“I'm open to the idea” the neutral interest rate has shifted up – Fed's Barkin
Investing.com — The Federal Reserve’s push to raise interest rates to more than two-decade highs will weigh on the U.S. economy, but it remains uncertain if the neutral level of borrowing costs has increased, according to Richmond Fed President Thomas Barkin.
In prepared remarks delivered in Paris, Barkin said the Fed’s hikes, which have lifted the key fed funds rate to a range of 5.25% to 5.5%, “will eventually slow the economy further.”
But he flagged that inflation — the central focus of the rate rises — has proved to be “stubborn,” defying expectations that it would quickly cool back down to the Fed’s stated 2% target.

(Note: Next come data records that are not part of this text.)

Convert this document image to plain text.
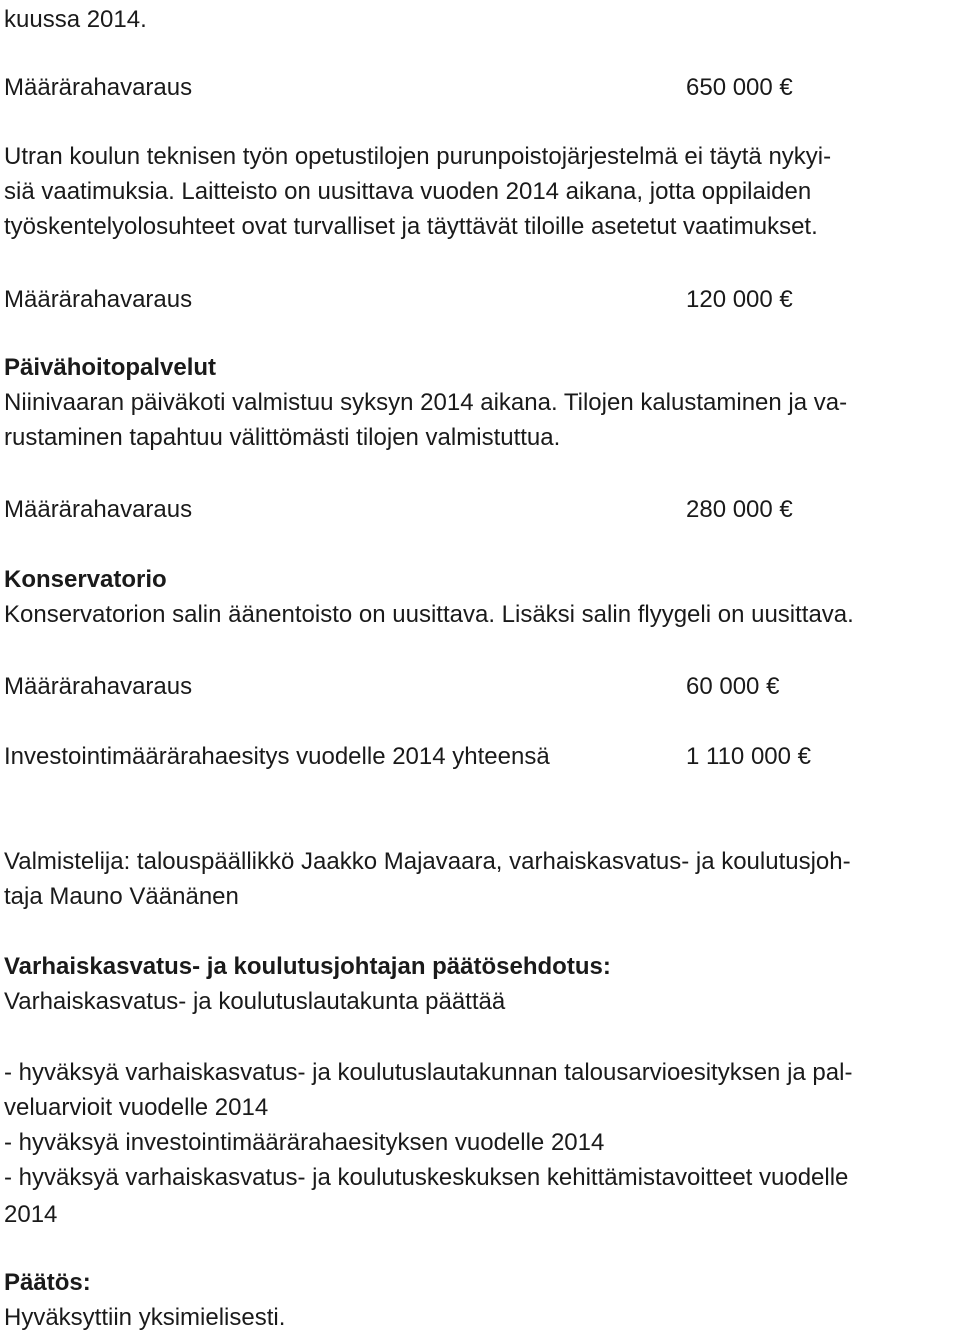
kuussa 2014.
Määrärahavaraus	650 000 €
Utran koulun teknisen työn opetustilojen purunpoistojärjestelmä ei täytä nykyi-
siä vaatimuksia. Laitteisto on uusittava vuoden 2014 aikana, jotta oppilaiden
työskentelyolosuhteet ovat turvalliset ja täyttävät tiloille asetetut vaatimukset.
Määrärahavaraus	120 000 €
Päivähoitopalvelut
Niinivaaran päiväkoti valmistuu syksyn 2014 aikana. Tilojen kalustaminen ja va-
rustaminen tapahtuu välittömästi tilojen valmistuttua.
Määrärahavaraus	280 000 €
Konservatorio
Konservatorion salin äänentoisto on uusittava. Lisäksi salin flyygeli on uusittava.
Määrärahavaraus	60 000 €
Investointimäärärahaesitys vuodelle 2014 yhteensä	1 110 000 €
Valmistelija: talouspäällikkö Jaakko Majavaara, varhaiskasvatus- ja koulutusjoh-
taja Mauno Väänänen
Varhaiskasvatus- ja koulutusjohtajan päätösehdotus:
Varhaiskasvatus- ja koulutuslautakunta päättää
- hyväksyä varhaiskasvatus- ja koulutuslautakunnan talousarvioesityksen ja pal-
veluarvioit vuodelle 2014
- hyväksyä investointimäärärahaesityksen vuodelle 2014
- hyväksyä varhaiskasvatus- ja koulutuskeskuksen kehittämistavoitteet vuodelle
2014
Päätös:
Hyväksyttiin yksimielisesti.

Barkin added that while price growth should abate over time, the Fed’s monetary policy may not be as tight as was once broadly believed.
As a result, he said he was “open to the idea” that there has been a shift higher in so-called “r-star” — the theoretical level of interest rates that neither hinders nor fuels economic activity. Such a rise would imply that the Fed may need to also keep rates at a higher level to constrain inflation.
“It is too soon to tell, but there’s one way to find out: proceed deliberately while keeping a close eye on the real economy. That’s what I am doing,” Barkin said.
His comments come prior to release on Friday of the personal consumption expenditures price index for May. The figure, the Fed’s preferred gauge of inflation, is tipped to show that price gains in the U.S. cooled on a month-on-month basis.
Earlier this month, the Fed held rates steady and signaled that it now expects to unveil only one cut in 2024, down from a prior estimate of three, as many policymakers called for more evidence that inflation was sustainably easing.